Just when almost everything in golf shops seems to be painted white, Cleveland Golf has introduced an entire line of clubs – drivers, fairway woods, irons and wedges – that are totally black, even down to the name.
While they are certain to attract a lot of attention in the shops and at demo days, don’t look for the Cleveland Black Collection clubs to show up on your TV screen at the next Tour event. That’s because this latest offering from Cleveland is aimed specifically at the “average” golfer.
Let’s face it. Of the millions of people who play this game, few – very few – will ever have a single-digit handicap or hit a drive 250 yards. And that’s fine. In fact, that’s the very thing that gives golf such widespread appeal.
As countless teaching pros have told us over the years, golf is like sex. You don’t have to be a pro to enjoy it.
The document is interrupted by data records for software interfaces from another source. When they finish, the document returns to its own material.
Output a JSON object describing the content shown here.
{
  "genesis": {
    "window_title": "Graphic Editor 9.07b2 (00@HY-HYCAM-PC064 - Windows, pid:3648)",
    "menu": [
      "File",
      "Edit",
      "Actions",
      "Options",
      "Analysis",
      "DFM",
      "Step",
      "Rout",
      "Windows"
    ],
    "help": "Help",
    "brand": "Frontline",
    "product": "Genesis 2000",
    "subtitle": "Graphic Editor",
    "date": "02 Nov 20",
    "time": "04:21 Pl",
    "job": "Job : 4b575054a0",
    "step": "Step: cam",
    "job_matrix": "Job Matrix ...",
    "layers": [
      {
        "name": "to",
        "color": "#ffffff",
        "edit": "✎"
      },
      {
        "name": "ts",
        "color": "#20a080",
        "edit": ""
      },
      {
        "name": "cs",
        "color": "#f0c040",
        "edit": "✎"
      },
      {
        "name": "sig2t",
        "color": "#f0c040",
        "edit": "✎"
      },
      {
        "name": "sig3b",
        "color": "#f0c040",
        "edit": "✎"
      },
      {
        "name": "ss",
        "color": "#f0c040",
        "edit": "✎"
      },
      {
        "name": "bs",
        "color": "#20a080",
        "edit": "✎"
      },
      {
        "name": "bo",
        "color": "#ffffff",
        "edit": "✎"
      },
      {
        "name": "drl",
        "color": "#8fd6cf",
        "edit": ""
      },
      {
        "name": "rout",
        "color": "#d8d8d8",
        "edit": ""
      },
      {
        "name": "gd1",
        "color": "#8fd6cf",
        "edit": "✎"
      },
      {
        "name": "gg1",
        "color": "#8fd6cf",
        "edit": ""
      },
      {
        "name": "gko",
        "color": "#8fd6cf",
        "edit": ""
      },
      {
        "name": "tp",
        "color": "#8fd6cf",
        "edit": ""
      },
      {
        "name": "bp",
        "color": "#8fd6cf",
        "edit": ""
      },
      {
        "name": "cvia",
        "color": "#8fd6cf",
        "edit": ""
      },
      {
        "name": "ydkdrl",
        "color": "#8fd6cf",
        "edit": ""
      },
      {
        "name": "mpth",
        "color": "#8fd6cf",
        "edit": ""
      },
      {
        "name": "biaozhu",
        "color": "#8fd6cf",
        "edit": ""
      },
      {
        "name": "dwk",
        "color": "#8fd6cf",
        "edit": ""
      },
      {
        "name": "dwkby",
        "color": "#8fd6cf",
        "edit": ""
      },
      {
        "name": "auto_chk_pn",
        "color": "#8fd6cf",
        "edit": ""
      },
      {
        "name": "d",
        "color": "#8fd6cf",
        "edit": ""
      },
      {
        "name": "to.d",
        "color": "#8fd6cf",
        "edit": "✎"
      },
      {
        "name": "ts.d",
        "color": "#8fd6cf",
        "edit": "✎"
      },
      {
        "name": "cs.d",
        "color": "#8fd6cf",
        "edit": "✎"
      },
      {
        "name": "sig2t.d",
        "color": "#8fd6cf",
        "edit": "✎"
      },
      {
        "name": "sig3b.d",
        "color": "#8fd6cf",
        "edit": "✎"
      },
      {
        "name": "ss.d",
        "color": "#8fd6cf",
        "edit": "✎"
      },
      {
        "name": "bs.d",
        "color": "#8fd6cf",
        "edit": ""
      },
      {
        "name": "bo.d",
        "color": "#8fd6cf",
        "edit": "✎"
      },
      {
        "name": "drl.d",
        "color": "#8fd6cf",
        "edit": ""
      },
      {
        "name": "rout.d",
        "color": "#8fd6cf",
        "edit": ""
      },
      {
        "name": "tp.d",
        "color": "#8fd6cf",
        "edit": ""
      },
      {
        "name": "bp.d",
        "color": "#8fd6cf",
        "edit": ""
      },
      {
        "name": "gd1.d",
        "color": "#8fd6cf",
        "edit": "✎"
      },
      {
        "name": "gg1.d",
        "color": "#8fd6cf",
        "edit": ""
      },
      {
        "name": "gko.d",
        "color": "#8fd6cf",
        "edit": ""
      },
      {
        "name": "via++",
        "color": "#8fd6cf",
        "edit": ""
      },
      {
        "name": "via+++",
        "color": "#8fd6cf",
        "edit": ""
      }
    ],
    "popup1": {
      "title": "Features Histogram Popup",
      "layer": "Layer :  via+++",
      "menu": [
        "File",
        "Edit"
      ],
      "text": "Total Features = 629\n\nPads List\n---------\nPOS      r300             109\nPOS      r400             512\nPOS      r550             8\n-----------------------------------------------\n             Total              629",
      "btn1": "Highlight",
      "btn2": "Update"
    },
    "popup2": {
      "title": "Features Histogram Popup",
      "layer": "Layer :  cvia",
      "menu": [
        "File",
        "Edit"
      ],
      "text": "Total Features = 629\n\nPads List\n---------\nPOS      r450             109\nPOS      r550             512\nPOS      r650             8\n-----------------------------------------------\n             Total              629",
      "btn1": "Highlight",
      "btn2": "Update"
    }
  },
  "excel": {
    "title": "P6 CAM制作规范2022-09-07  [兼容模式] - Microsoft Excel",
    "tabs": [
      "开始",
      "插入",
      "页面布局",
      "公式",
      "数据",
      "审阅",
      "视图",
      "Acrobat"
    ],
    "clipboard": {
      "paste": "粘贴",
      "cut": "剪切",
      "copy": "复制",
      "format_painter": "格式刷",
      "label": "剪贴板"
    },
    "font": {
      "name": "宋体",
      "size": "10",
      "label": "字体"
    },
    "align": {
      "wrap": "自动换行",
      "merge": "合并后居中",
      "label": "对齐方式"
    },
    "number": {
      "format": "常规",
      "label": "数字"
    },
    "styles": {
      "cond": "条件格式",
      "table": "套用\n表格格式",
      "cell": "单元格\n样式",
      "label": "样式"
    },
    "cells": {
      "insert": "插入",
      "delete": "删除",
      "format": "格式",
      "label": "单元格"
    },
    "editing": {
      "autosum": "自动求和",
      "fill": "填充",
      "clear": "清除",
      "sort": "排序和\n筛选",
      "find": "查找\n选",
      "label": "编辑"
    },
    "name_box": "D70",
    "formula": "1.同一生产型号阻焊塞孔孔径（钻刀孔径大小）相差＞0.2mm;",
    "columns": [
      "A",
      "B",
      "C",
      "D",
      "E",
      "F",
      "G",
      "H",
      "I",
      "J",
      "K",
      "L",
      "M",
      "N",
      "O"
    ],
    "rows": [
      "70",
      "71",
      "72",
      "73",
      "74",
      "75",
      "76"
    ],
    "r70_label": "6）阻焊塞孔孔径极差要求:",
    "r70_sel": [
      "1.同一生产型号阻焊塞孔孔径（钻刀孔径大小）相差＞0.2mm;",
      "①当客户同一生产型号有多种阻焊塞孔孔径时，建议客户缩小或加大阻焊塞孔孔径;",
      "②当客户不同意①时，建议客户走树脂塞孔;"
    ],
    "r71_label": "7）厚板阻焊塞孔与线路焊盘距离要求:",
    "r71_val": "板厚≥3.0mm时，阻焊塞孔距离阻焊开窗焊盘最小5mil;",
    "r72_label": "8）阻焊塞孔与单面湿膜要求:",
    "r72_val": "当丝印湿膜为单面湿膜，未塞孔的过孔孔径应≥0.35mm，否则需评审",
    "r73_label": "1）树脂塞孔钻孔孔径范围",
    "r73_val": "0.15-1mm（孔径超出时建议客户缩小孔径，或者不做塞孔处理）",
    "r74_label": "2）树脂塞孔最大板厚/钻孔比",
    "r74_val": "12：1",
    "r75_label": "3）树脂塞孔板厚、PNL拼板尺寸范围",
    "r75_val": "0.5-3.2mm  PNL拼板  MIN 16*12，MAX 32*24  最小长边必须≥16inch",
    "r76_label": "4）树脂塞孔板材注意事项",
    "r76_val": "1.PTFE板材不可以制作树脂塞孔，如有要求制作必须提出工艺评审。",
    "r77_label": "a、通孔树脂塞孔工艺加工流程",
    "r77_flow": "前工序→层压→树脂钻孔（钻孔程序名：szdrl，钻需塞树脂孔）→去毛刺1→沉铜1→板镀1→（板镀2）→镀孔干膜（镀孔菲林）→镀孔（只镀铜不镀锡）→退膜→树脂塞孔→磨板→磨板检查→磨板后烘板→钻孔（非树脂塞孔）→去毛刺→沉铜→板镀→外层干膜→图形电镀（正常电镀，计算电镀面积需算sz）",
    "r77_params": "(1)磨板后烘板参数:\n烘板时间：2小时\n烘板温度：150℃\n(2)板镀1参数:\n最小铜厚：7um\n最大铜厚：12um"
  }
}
The Black series of clubs from Cleveland is designed for the great majority of golfers whose clubhead speed is somewhere short of Tour pros and top-level amateurs. These clubs are lightweight, forgiving and easy to hit.
More important, the clubs in the Cleveland Black series just might be the longest clubs on the market for players with slower swing speeds.
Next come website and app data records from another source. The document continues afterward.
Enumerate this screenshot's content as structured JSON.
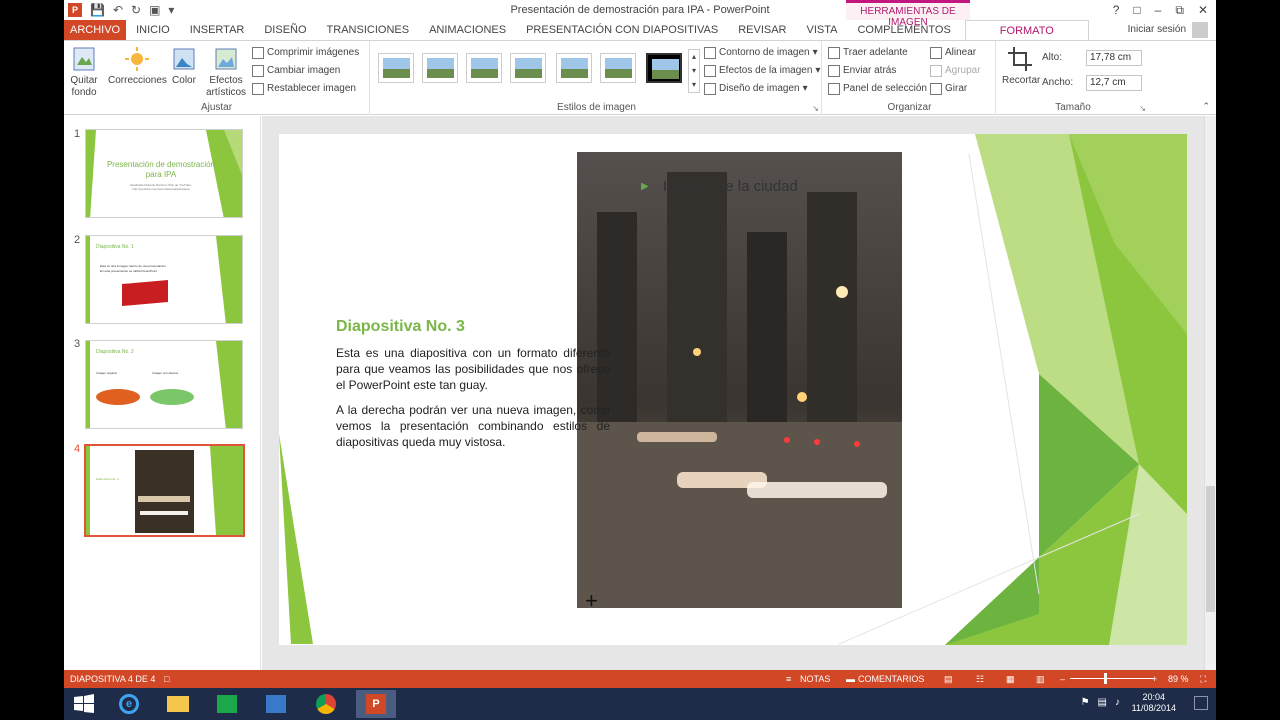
{
  "window": {
    "title": "Presentación de demostración para IPA - PowerPoint",
    "contextual_group": "HERRAMIENTAS DE IMAGEN",
    "help": "?",
    "signin": "Iniciar sesión"
  },
  "tabs": [
    "ARCHIVO",
    "INICIO",
    "INSERTAR",
    "DISEÑO",
    "TRANSICIONES",
    "ANIMACIONES",
    "PRESENTACIÓN CON DIAPOSITIVAS",
    "REVISAR",
    "VISTA",
    "COMPLEMENTOS",
    "FORMATO"
  ],
  "ribbon": {
    "ajustar": {
      "label": "Ajustar",
      "quitar_fondo": "Quitar fondo",
      "correcciones": "Correcciones",
      "color": "Color",
      "efectos": "Efectos artísticos",
      "comprimir": "Comprimir imágenes",
      "cambiar": "Cambiar imagen",
      "restablecer": "Restablecer imagen"
    },
    "estilos": {
      "label": "Estilos de imagen",
      "contorno": "Contorno de imagen",
      "efectos": "Efectos de la imagen",
      "diseno": "Diseño de imagen"
    },
    "organizar": {
      "label": "Organizar",
      "traer": "Traer adelante",
      "enviar": "Enviar atrás",
      "panel": "Panel de selección",
      "alinear": "Alinear",
      "agrupar": "Agrupar",
      "girar": "Girar"
    },
    "tamano": {
      "label": "Tamaño",
      "recortar": "Recortar",
      "alto_label": "Alto:",
      "alto_value": "17,78 cm",
      "ancho_label": "Ancho:",
      "ancho_value": "12,7 cm"
    }
  },
  "thumbnails": [
    {
      "num": "1",
      "title": "Presentación de demostración para IPA",
      "subtitle": "Realizado Roberto Ramírez Sitio de YouTube: http://youtube.com/user/sistemasipa/videos"
    },
    {
      "num": "2",
      "title": "Diapositiva No. 1",
      "bullets": [
        "Esta es otra inmagen dentro de una presentación",
        "En esta presentación se utiliza PowerPoint"
      ]
    },
    {
      "num": "3",
      "title": "Diapositiva No. 2",
      "left_label": "Imagen original",
      "right_label": "Imagen con efectos"
    },
    {
      "num": "4",
      "title": "Diapositiva No. 3"
    }
  ],
  "slide": {
    "bullet": "Imagen de la ciudad",
    "title": "Diapositiva No. 3",
    "para1": "Esta es una diapositiva con un formato diferente para que veamos las posibilidades que nos ofrece el PowerPoint este tan guay.",
    "para2": "A la derecha podrán ver una nueva imagen, como vemos la presentación combinando estilos de diapositivas queda muy vistosa."
  },
  "statusbar": {
    "slide_info": "DIAPOSITIVA 4 DE 4",
    "notas": "NOTAS",
    "comentarios": "COMENTARIOS",
    "zoom": "89 %"
  },
  "taskbar": {
    "time": "20:04",
    "date": "11/08/2014"
  },
  "colors": {
    "accent": "#d24726",
    "contextual": "#b2186d",
    "slide_green": "#8cc63f",
    "title_green": "#7ab648"
  }
}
Starting with the driver, Cleveland has designed a 46-inch, 460-cc weapon that weighs just 265 grams. That’s less than 9.5 ounces, folks! The key is a 39-gram C. Kua Series shaft from Miyazaki. It’s basically the same shaft as the stock offering in Cleveland’s Launcher XL 270 driver but offered in softer flex patterns to promote an easy, high launch.
(An aside here: Miyazaki is the only premium shaft manufacturer that designs and engineers its shafts in four separate flex zones – butt, mid-butt, mid-tip and tip. By controlling the flex (0-9) in each of these four zones, Miyazaki can build shafts that deliver precise launch and spin characteristics, with a consistency unmatched by other shaft makers.
Moreover, the company can create shafts, be they regular, stiff, etc., with completely different flex patterns, and thus different launch and spin characteristics. For example, two stiff C. Kua Series shafts could have the exact same overall weight, but one with a Flex Code of 6424 would play completely differently from one with a 7355 Flex Code. Former national long drive champion Brian Pavlet uses a XX-stiff Miyazaki with a 7777 Flex Code in his competition driver.)
The driver head is designed to reduce drag and thus increase swing speed, and the high-density weight screw at the rear is positioned to move the center of gravity as low and deep as possible to promote a high, draw-biased ball flight.
The Black fairway woods are exact copies of the driver, right down to the same C. Kua 39 Series shafts. This is a big difference from every other line of fairway woods on the market, since all other companies use heavier shafts in their fairways than their drivers.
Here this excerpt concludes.